The company listed between $50 million and $100 million in liabilities, including loans to Eagle Bank, one of which is a $5.6 million Paycheck Protection Program loan, along with funds owed to investors Thompson Hospitality and Potomac Investment Trust.

Matchbox submitted 12 different bankruptcy filings for individual locations on Monday. The company has units throughout Washington D.C., Maryland, Virginia, Texas and Florida.

In a statement, Matchbox board member Edwin Sheridan said the filing “will allow us to right-size our balance sheet and position the business for growth going forward.”

The filing continues a challenged couple of years for Matchbox, whose flagship concept serves a broad menu featuring pizza and mini burgers.

Thompson Hospitality Group made an $11 million investment in Matchbox in 2018. The deal at the time gave Thompson the right to acquire enough of the company to have a majority stake, but on Monday a company representative said that Thompson never acquired the additional equity.

Thompson is described as neither a minority nor a majority investor but has been managing the brand for the past two years.
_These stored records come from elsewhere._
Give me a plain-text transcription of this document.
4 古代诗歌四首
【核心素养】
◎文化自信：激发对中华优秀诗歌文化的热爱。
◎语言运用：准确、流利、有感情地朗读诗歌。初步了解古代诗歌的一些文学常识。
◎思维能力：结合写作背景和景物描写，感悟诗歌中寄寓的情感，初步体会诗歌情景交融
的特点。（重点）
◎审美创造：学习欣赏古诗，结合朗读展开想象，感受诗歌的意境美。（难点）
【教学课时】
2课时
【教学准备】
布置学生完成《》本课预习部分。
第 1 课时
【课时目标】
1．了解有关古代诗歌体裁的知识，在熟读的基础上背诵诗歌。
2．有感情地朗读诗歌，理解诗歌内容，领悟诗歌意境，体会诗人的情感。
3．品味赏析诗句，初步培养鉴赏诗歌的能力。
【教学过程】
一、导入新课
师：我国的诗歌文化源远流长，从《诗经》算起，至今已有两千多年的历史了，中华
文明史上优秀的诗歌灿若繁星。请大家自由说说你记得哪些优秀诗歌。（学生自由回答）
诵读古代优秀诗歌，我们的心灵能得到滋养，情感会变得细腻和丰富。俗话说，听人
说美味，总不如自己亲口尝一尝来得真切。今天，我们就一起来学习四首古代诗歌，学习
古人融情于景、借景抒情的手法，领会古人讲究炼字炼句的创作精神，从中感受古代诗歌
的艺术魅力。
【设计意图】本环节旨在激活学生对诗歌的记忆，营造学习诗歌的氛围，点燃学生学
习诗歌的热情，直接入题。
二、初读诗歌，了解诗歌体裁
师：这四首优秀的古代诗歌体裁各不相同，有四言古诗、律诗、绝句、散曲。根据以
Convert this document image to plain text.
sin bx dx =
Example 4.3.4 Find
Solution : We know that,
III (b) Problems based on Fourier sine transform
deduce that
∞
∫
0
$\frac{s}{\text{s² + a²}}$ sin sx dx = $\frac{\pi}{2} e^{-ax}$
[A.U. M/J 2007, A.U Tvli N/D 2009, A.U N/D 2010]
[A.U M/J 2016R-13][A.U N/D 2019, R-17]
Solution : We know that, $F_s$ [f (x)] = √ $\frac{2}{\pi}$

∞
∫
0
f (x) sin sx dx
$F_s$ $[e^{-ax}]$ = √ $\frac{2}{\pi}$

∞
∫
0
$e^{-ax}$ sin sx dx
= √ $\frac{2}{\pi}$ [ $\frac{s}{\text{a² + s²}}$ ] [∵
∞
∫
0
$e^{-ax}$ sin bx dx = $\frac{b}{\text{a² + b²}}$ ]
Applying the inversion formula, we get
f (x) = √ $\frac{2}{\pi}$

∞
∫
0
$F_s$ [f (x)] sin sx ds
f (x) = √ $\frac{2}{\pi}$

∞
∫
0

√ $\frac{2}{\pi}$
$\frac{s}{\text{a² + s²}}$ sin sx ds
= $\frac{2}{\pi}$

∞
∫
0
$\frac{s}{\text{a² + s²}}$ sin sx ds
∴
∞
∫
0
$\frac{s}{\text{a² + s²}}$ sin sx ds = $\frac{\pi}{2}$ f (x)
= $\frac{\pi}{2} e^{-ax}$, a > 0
It would take a larger role with the company and could purchase the chain if the court approves. “The Matchbox brand now has a clear path forward that enables us to be flexible in any environment,” Sheridan said. “We are confident that we will emerge stronger.”

Matchbox had struggled for years, shuffling through CEOs while the brand’s founders were embroiled in lawsuits with the company’s investors. In 2018 Matchbox sold off its five-unit Ted’s Bulletin chain to Salis Holdings.

In a statement, Sheridan suggested the company would use the bankruptcy process to renegotiate leases or close them. “We aim to work with the landlords for each of our locations to find agreeable terms that will allow us to keep our restaurants open and continuing serving our customers,” he said. “If that is not possible, we will be forced to close locations.”

The company said it has “taken steps to minimize any business disruption through this process” and says its restaurants are serving customers.